The monastic site wall
Not far from here, although further in from the coast but not out of sight of it, is the monastic site of Reask (Riasc). This site was carefully excavated by Tom Fanning between 1972 and 1975. The outer walls of the site are still marked very clearly and there are a number of remains of beehive huts (Clochans) and a church. It’s not a huge site, but it is not insignificant either. It dates to around the 6th century, but we know absolutely nothing of its founder or occupants, other than they were Christian.
The large cross
Reask’s walls housed three crosses. One cross is on a stone slab in the Latin style with two small crosses either side of it; likely a reference to the two thieves crucified either side of Jesus. The other cross is very small and now quite badly weathered. On the front it has the letters DNO and on the back it has the letters DNI. The third cross is by far the most impressive being just over one and a half metres tall with a Mediterranean style cross inscribed and ending terminals in the famous La Téne form of Celtic art.

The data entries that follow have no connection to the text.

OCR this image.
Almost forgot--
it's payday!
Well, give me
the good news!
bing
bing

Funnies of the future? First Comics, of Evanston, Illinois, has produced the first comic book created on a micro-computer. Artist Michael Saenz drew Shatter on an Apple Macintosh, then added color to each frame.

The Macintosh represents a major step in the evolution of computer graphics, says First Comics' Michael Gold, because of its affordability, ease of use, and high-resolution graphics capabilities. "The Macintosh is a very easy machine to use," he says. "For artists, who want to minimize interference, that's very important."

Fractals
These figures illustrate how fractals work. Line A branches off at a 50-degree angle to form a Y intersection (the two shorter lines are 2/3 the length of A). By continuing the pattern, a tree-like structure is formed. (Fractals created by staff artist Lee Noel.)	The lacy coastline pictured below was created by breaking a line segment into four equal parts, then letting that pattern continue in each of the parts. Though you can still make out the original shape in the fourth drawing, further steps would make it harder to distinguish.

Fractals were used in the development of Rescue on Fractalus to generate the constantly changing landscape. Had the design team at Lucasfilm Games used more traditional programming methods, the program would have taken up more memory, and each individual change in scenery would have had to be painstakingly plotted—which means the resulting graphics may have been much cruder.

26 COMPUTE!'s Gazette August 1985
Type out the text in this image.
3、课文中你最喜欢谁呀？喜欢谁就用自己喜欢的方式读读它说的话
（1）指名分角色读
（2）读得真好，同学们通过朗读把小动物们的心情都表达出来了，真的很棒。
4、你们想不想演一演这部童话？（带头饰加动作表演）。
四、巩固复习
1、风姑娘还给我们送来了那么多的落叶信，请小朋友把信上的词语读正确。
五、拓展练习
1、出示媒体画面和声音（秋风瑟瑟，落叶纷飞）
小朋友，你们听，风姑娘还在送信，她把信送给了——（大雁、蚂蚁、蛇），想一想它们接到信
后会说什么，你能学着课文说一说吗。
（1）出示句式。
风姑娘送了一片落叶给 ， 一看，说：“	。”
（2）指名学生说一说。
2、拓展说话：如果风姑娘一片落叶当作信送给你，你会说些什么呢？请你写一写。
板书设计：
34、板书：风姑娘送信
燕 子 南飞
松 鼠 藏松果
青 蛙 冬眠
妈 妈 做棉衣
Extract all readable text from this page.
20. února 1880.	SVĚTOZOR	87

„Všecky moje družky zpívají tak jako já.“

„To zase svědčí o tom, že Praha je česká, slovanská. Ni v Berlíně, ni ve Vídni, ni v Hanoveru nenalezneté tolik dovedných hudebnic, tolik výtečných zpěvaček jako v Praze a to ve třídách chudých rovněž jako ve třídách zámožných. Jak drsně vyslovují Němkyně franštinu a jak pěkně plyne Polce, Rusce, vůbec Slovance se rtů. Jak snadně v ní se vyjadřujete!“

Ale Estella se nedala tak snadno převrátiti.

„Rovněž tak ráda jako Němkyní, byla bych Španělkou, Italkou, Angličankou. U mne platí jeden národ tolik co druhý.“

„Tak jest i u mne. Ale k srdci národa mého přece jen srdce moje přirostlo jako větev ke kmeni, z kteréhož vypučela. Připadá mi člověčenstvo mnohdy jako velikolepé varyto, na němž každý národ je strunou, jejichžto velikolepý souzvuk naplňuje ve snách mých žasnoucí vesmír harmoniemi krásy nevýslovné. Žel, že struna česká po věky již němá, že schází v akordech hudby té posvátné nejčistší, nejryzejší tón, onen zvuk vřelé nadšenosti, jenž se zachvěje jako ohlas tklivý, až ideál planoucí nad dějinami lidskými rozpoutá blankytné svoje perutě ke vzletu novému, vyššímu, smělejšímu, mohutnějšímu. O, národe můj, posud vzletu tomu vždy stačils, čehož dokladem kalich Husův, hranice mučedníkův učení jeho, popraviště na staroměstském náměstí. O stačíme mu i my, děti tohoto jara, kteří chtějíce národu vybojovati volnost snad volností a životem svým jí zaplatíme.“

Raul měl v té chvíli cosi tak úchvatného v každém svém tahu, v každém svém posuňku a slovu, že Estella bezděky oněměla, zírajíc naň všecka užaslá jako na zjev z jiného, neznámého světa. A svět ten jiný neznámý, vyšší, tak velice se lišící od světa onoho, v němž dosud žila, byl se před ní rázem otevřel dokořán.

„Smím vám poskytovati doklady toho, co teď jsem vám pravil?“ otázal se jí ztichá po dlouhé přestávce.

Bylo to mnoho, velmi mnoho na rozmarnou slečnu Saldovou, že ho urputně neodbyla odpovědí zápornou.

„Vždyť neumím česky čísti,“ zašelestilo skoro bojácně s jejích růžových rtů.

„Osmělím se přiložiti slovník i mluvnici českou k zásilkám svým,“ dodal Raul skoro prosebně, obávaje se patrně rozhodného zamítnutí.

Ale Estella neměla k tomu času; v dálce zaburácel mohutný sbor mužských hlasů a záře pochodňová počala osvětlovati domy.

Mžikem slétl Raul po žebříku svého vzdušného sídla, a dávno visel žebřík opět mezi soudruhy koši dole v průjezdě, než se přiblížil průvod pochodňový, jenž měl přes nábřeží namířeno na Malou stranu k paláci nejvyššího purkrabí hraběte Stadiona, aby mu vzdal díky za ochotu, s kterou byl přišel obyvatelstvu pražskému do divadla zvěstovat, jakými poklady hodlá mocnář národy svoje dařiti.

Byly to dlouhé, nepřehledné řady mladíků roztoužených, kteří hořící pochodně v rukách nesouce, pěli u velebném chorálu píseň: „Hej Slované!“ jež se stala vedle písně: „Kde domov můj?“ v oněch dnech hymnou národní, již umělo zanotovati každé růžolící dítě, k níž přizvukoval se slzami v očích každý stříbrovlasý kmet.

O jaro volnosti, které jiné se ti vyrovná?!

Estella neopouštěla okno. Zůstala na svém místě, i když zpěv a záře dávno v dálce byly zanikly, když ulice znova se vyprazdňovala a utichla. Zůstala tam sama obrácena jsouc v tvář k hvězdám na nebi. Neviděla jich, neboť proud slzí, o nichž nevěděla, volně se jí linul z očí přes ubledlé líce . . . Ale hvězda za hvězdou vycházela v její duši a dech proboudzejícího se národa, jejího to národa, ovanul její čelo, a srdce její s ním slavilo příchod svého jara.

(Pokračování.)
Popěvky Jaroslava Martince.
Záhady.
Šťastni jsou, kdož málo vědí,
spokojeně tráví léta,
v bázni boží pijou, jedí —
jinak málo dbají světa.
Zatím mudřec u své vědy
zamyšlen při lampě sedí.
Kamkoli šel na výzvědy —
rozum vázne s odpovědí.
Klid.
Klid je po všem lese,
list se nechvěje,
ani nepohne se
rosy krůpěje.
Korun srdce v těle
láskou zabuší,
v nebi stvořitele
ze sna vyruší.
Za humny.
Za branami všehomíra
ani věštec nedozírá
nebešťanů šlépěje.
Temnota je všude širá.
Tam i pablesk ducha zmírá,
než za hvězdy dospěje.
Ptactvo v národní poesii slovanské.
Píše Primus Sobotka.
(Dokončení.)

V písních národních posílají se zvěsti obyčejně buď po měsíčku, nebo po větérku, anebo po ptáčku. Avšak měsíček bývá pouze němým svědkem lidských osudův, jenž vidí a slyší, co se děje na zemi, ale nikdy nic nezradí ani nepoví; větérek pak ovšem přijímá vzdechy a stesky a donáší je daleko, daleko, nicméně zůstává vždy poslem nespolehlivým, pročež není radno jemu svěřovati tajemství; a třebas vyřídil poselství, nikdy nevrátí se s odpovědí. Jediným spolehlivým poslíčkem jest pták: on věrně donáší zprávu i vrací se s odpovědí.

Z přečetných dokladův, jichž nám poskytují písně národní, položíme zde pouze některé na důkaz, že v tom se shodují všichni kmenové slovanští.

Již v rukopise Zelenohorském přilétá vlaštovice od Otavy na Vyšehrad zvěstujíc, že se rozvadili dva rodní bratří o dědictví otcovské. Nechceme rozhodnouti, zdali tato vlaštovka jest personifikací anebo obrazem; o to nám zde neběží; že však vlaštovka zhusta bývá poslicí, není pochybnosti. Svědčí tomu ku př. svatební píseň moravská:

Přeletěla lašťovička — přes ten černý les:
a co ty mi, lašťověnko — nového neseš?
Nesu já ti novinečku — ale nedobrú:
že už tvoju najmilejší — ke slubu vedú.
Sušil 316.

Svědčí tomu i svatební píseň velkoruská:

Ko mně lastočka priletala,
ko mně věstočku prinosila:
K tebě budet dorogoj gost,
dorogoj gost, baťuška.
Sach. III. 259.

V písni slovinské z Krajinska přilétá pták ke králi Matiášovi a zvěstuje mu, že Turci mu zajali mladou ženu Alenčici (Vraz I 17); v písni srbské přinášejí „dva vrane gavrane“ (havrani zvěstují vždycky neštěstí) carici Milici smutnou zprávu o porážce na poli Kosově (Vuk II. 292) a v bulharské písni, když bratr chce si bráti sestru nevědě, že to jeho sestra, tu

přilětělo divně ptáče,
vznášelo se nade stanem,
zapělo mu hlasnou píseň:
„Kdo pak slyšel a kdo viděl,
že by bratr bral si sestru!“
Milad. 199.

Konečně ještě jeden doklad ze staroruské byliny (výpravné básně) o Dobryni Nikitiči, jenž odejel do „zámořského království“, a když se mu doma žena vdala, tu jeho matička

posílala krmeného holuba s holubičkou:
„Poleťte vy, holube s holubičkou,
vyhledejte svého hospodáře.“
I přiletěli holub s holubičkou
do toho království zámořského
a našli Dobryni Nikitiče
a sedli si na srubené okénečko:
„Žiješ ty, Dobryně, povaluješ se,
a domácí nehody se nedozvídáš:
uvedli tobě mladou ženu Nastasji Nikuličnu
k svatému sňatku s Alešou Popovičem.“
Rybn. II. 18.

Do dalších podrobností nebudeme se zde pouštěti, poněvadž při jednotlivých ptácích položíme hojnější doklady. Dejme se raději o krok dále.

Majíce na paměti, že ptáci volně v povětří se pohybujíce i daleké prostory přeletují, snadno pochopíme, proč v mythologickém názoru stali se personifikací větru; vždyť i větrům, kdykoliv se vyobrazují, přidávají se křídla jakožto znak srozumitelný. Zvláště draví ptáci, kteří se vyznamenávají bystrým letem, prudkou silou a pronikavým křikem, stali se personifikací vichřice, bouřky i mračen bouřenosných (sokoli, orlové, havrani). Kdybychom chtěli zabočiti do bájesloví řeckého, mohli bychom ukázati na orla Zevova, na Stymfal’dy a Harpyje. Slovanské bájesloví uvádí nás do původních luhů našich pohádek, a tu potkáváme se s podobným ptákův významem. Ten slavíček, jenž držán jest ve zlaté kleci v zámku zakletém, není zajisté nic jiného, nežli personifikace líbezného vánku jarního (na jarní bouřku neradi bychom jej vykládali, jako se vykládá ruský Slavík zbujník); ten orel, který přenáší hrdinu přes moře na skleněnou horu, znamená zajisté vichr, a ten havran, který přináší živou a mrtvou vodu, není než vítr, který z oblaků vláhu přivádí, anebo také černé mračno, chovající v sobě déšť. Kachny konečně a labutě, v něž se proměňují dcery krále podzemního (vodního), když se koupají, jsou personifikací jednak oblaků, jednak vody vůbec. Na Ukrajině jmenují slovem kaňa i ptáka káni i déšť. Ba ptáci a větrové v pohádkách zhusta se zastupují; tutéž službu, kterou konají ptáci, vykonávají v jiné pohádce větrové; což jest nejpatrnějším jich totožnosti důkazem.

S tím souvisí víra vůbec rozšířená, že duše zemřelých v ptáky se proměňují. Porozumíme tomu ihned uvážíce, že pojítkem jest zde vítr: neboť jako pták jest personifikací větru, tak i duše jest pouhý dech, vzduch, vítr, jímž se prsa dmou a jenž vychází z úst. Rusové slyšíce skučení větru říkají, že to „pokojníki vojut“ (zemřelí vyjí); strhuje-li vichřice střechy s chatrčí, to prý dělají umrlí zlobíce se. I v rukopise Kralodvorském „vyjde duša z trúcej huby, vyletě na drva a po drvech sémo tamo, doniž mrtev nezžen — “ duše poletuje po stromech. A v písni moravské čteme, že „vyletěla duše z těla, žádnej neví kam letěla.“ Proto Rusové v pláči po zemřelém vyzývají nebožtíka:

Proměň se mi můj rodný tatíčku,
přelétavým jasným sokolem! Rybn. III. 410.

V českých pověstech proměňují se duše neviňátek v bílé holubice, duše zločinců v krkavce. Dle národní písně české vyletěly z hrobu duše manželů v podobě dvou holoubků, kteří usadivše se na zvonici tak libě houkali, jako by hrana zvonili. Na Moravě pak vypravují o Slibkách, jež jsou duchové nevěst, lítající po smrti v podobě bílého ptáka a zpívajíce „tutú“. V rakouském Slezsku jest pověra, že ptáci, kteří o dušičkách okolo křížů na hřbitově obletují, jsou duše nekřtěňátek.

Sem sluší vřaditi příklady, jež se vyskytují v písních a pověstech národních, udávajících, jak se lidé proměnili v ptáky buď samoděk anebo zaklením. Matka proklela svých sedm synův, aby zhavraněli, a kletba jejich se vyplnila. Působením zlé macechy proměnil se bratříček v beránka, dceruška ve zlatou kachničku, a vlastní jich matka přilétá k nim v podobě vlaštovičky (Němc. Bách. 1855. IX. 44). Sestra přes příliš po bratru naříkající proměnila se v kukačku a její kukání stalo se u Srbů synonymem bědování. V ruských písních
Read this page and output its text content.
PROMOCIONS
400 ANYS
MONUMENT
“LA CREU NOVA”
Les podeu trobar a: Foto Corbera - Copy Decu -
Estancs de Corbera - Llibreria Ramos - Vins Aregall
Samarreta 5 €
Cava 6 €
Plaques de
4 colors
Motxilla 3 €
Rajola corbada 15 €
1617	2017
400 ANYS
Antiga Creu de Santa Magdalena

It is suffering a little from its exposure to the weather, but none the less imposing for it. Down it’s side are the barely legible letters DNE, thought to represent the simple plea, ‘O Lord’.
The holy well
The whole site is slightly raised from the surroundings, but the whole area is generally quite flat. The site was abandoned quite early on and turned into a graveyard for children, whose graves are marked with quartz stones. Towards the back of the site is the holy well. Sadly, we know no saint associated with this site - in fact there may never have been one – but this well would have been used by the community for many purposes, both ritual and practical. Today sadly, it is dry.
The view from the site to the Three Sisters headland
Although it may have been a small site, maybe housing around ten monks, it is clear that they were not without ability. The largest cross is finely carved and archaeological evidence points to trade with the Mediterranean an a number of other cross inscribed stones are on display in the Músaem Chorca Dhuibhiine in the nearby village. I was able to spend a little time here in the heat of the summer sun and I could see why the monks settled this site. It was sheltered and incredibly quiet, disturbed only by the occasional bee going about his work.
Full view of the large cross
You are the peace of all things calm
You are the place to hide from harm
You are the light that shines in the dark
You are the heart’s eternal spark
You are the door that’s open wide
You are the guest who waits inside
You are the stranger at the door
You are the calling to the poor
You are my Lord and with me still
You are my love, keep me from ill
You are the light, the truth, the way
You are my Saviour this very day.
Early Irish prayer (oral tradition)
How to find it:
From the town of Dingle make your way along the Ring of Dingle and the site is clearly marked. You will travel inland a little from the Three Sisters headland and travel up a narrow track road. The site is hidden just over the rise.